The variables in stages are:
*'''pgtime''': time to progression, or last follow-up free of progression
*'''pgstat''': status at last follow-up (1=progressed, 0=censored)
*'''age''': age at diagnosis
*'''eet''': early endocrine therapy (1=no, 0=yes)
*'''ploidy''': diploid/tetraploid/aneuploid DNA pattern
*'''g2''': % of cells in G2 phase
*'''grade''': tumor grade (1-4)
*'''gleason''': Gleason grade (3-10)

The survival tree produced by the analysis is shown in the figure.

[[File:Survival tree for prostate cancer.png|thumb|700px|Survival tree for prostate cancer data set]]
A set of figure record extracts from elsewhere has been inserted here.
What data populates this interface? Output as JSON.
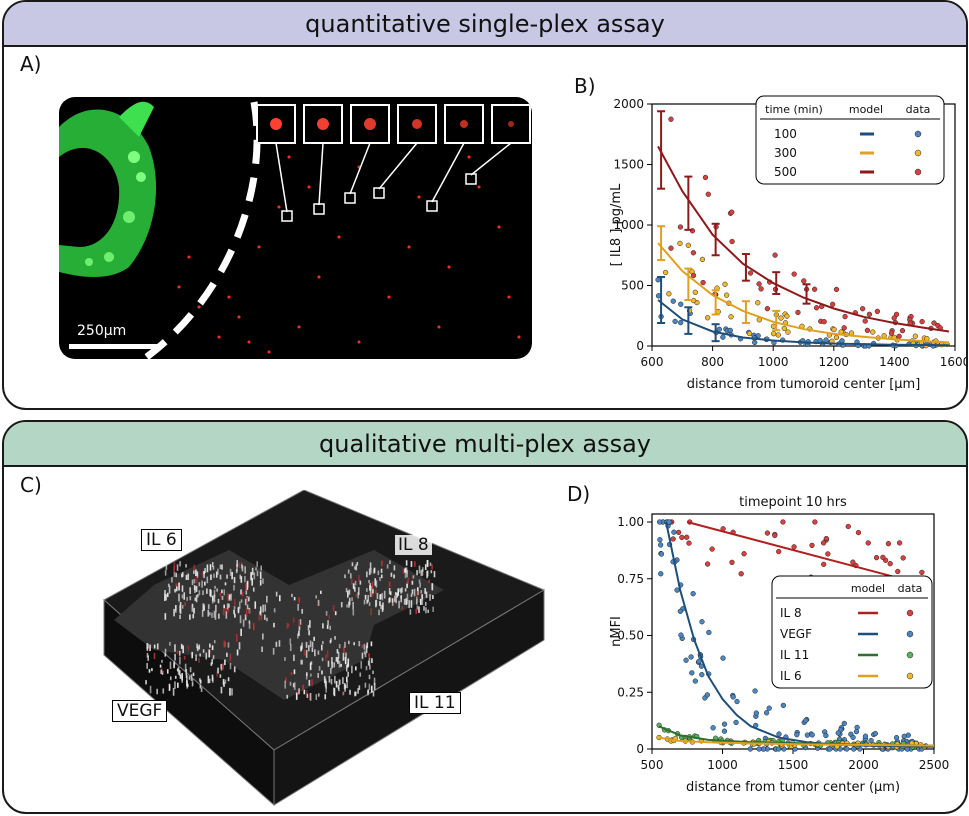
{
  "top": {
    "banner": "quantitative single-plex assay",
    "color": "#c8c8e4",
    "panel_a": {
      "label": "A)",
      "scale_bar": "250μm"
    },
    "panel_b": {
      "label": "B)",
      "chart_data": {
        "type": "line",
        "xlabel": "distance from tumoroid center [μm]",
        "ylabel": "[ IL8 ] pg/mL",
        "xlim": [
          600,
          1600
        ],
        "ylim": [
          0,
          2000
        ],
        "xticks": [
          600,
          800,
          1000,
          1200,
          1400,
          1600
        ],
        "yticks": [
          0,
          500,
          1000,
          1500,
          2000
        ],
        "legend": {
          "title_group": "time (min)",
          "title_model": "model",
          "title_data": "data",
          "placement": "top-right"
        },
        "series": [
          {
            "name": "100",
            "color": "#1f4e79",
            "marker_color": "#4a86c0",
            "model_x": [
              620,
              700,
              800,
              900,
              1000,
              1100,
              1200,
              1300,
              1400,
              1500,
              1580
            ],
            "model_y": [
              380,
              220,
              120,
              70,
              45,
              30,
              20,
              15,
              10,
              8,
              6
            ],
            "errorbars": [
              {
                "x": 630,
                "y": 380,
                "err": 190
              },
              {
                "x": 720,
                "y": 210,
                "err": 110
              },
              {
                "x": 810,
                "y": 110,
                "err": 70
              }
            ]
          },
          {
            "name": "300",
            "color": "#e0a020",
            "marker_color": "#f0b830",
            "model_x": [
              620,
              700,
              800,
              900,
              1000,
              1100,
              1200,
              1300,
              1400,
              1500,
              1580
            ],
            "model_y": [
              850,
              620,
              420,
              290,
              200,
              140,
              100,
              75,
              55,
              40,
              30
            ],
            "errorbars": [
              {
                "x": 630,
                "y": 850,
                "err": 140
              },
              {
                "x": 720,
                "y": 510,
                "err": 130
              },
              {
                "x": 810,
                "y": 360,
                "err": 100
              },
              {
                "x": 910,
                "y": 280,
                "err": 90
              },
              {
                "x": 1010,
                "y": 210,
                "err": 80
              }
            ]
          },
          {
            "name": "500",
            "color": "#8c1a1a",
            "marker_color": "#d84040",
            "model_x": [
              620,
              700,
              800,
              900,
              1000,
              1100,
              1200,
              1300,
              1400,
              1500,
              1580
            ],
            "model_y": [
              1650,
              1280,
              920,
              680,
              520,
              400,
              310,
              240,
              190,
              150,
              120
            ],
            "errorbars": [
              {
                "x": 630,
                "y": 1620,
                "err": 320
              },
              {
                "x": 720,
                "y": 1180,
                "err": 220
              },
              {
                "x": 810,
                "y": 880,
                "err": 130
              },
              {
                "x": 910,
                "y": 650,
                "err": 110
              },
              {
                "x": 1010,
                "y": 520,
                "err": 90
              },
              {
                "x": 1110,
                "y": 430,
                "err": 80
              }
            ]
          }
        ]
      }
    }
  },
  "bottom": {
    "banner": "qualitative multi-plex assay",
    "color": "#b4d6c4",
    "panel_c": {
      "label": "C)",
      "labels": [
        "IL 6",
        "IL 8",
        "VEGF",
        "IL 11"
      ]
    },
    "panel_d": {
      "label": "D)",
      "chart_data": {
        "type": "line",
        "title": "timepoint  10 hrs",
        "xlabel": "distance from tumor center (μm)",
        "ylabel": "nMFI",
        "xlim": [
          500,
          2500
        ],
        "ylim": [
          0,
          1.0
        ],
        "xticks": [
          500,
          1000,
          1500,
          2000,
          2500
        ],
        "ytick_labels": [
          "0",
          "0.25",
          "0.50",
          "0.75",
          "1.00"
        ],
        "yticks": [
          0,
          0.25,
          0.5,
          0.75,
          1.0
        ],
        "legend": {
          "title_model": "model",
          "title_data": "data",
          "placement": "right"
        },
        "series": [
          {
            "name": "IL 8",
            "color": "#b02020",
            "marker_color": "#d84040",
            "model_x": [
              750,
              2450
            ],
            "model_y": [
              1.0,
              0.72
            ]
          },
          {
            "name": "VEGF",
            "color": "#1f4e79",
            "marker_color": "#4a86c0",
            "model_x": [
              600,
              700,
              800,
              900,
              1000,
              1100,
              1200,
              1400,
              1600,
              1800,
              2000,
              2500
            ],
            "model_y": [
              1.0,
              0.7,
              0.48,
              0.32,
              0.22,
              0.15,
              0.1,
              0.05,
              0.03,
              0.02,
              0.015,
              0.01
            ]
          },
          {
            "name": "IL 11",
            "color": "#2e6e2e",
            "marker_color": "#5ab35a",
            "model_x": [
              550,
              700,
              900,
              1200,
              1600,
              2000,
              2500
            ],
            "model_y": [
              0.1,
              0.06,
              0.04,
              0.03,
              0.025,
              0.02,
              0.015
            ]
          },
          {
            "name": "IL 6",
            "color": "#e0a020",
            "marker_color": "#f0b830",
            "model_x": [
              550,
              700,
              900,
              1200,
              1600,
              2000,
              2500
            ],
            "model_y": [
              0.05,
              0.035,
              0.03,
              0.025,
              0.02,
              0.018,
              0.015
            ]
          }
        ]
      }
    }
  }
}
Each branch in the tree indicates a split on the value of a variable. For example, the root of the tree splits subjects with grade < 2.5 versus subjects with grade 2.5 or greater. The terminal nodes indicate the number of subjects in the node, the number of subjects who have events, and the relative event rate compared to the root. In the node on the far left, the values 1/33 indicate that one of the 33 subjects in the node had an event, and that the relative event rate is 0.122. In the node on the far right bottom, the values 11/15 indicate that 11 of 15 subjects in the node had an event, and the relative event rate is 2.7.

====Survival random forests====

An alternative to building a single survival tree is to build many survival trees, where each tree is constructed using a sample of the data, and average the trees to predict survival.<ref name=":0" /> This is the method underlying the survival random forest models. Survival random forest analysis is available in the R{{nbsp}}package "randomForestSRC".<ref>{{Cite web|last1=Ishwaran|first1=Hemant|last2=Kogalur|first2=Udaya B.|title=randomForestSRC: Fast Unified Random Forests for Survival, Regression, and Classification (RF-SRC)|url=https://CRAN.R-project.org/package=randomForestSRC|access-date=November 12, 2021|website=CRAN}}</ref>

The randomForestSRC package includes an example survival random forest analysis using the data set pbc. This data is from the Mayo Clinic Primary Biliary Cirrhosis (PBC) trial of the liver conducted between 1974 and 1984. In the example, the random forest survival model gives more accurate predictions of survival than the Cox PH model. The prediction errors are estimated by [[Bootstrapping (statistics)|bootstrap re-sampling]].